A nova Heloísa é, portanto, o romance do pensamento de Rousseau que suas outras obras iriam teorizar, mas é também  romance de sua sensibilidade e de seu lirismo. Livro denso que engaja totalmente o pensador e o artista, ele é o ponto de partida de uma obra que iria dar uma nova orientação à literatura, à filosofia, à educação e às ciências sociais nos últimos dois séculos”. (Moretto, 1994, p.19)
    De fato, é inegável o papel precursor desempenhado pelo romance de Rousseau em relação ao movimento literário romântico, principalmente quando se trata do Sturm und Drang, na Alemanha. Mais estreita ainda é sua relação, tanto do ponto de vista formal quanto temático, com Os sofrimentos do jovem Werther, de Goethe. Também do gênero epistolar, o romance de Goethe traz à tona o mesmo sentimentalismo e também a sensibilidade aguda que envolvem a obra de Rousseau. As cartas que compõem o livro pertencem somente ao jovem Werther, ou seja, não há um interlocutor com quem se corresponda, o que revela ao leitor um movimento de escrita semelhante à construção de um diário, que tem na solidão do protagonista um cenário em que a luz do devaneio prevalece sobre a realidade penumbrosa.

    Além de sulcar um rastro inegavelmente definitivo na literatura produzida no final do século XVIII e no início do século XIX na Alemanha, França, Inglaterra e outros países europeus, influenciando autores como o já citado Goethe, Schiller, Mme. de Staël, Chateubriand, Saint-Pierre, Samuel Taylor Coleridge, William Wordsworth, além de outros, o pensamento rousseauniano também tracejou suas cores na produção romântica brasileira.

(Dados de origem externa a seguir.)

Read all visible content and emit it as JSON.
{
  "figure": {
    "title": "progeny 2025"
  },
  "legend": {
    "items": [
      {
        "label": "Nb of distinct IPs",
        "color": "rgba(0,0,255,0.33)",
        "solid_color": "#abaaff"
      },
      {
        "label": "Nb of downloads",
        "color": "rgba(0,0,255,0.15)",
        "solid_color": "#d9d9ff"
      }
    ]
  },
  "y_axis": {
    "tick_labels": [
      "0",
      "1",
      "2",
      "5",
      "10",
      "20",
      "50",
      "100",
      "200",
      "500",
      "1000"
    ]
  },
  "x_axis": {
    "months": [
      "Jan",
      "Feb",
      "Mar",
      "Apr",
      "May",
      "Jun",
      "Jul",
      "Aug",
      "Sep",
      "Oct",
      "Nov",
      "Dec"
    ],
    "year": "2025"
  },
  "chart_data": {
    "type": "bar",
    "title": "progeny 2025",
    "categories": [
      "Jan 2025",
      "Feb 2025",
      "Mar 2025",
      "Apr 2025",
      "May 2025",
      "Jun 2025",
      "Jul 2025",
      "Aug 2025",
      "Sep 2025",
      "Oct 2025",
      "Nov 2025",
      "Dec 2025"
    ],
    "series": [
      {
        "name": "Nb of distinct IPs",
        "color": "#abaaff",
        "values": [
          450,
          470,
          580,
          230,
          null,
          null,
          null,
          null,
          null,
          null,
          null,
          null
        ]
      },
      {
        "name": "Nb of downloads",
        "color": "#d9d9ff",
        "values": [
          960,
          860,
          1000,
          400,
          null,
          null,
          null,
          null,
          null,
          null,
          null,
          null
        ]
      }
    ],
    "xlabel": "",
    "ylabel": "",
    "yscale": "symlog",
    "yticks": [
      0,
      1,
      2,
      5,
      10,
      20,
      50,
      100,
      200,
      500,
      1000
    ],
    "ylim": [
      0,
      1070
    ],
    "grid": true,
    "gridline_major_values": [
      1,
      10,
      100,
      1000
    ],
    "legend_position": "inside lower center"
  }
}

    A crítica à civilização e o anseio pela Natureza - grafada com letra maiúscula para sublinhar o que há de essencial em sua expressão - culminam com a literatura de cunho indianista. Se um velho Timbira pôde guardar em sua memória os feitos heróicos de um jovem e bravo Tupi, como cantou Gonçalves Dias, e se “o coração é um solo”, como quis José de Alencar, talvez o dono da mais marcada representação do indianismo na literatura brasileira, provavelmente não o seria sem a sistematização do pensamento de Rousseau.

    O bom selvagem, corajoso e de bom coração, fez ecoar seu laço de comunhão com a Natureza por toda uma geração de artistas. Também os sonhos, a loucura e o devaneio impregnaram o mundo com suas manifestações em meio às trevas inquebrantáveis da noite, eterna ruína. Noite que escondia a solidão de um amante ingênuo, contemplador da beleza da natureza. O olhar do homem romântico hoje parece piegas e chega a ser fruto de riso na interpretação de leitores menos atentos que não levam em consideração o contexto sócio-cultural do final do século XVIII e do início do século XX, campo fértil para a recepção do ideário que o semeou.

    Hoje, Rousseau e Romantismo são nomes que, distraidamente, parecem confundir-se. Desde que um caminhante solitário espalhou seus devaneios e uma (nova) Heloísa sofreu assim como o fez um jovem alemão apaixonado, o mundo da representação artística deixou de ser o mesmo. Seria Rousseau somente o filósofo que soube imprimir em suas páginas a dor e o encantamento da alma humana?
 

REFERÊNCIA BIBLIOGRÁFICA

MORETTO, F.L.M. Introdução. In ROUSSEAU, J.-J. Júlia ou A nova Heloísa. São Paulo: Hucitec, 1994.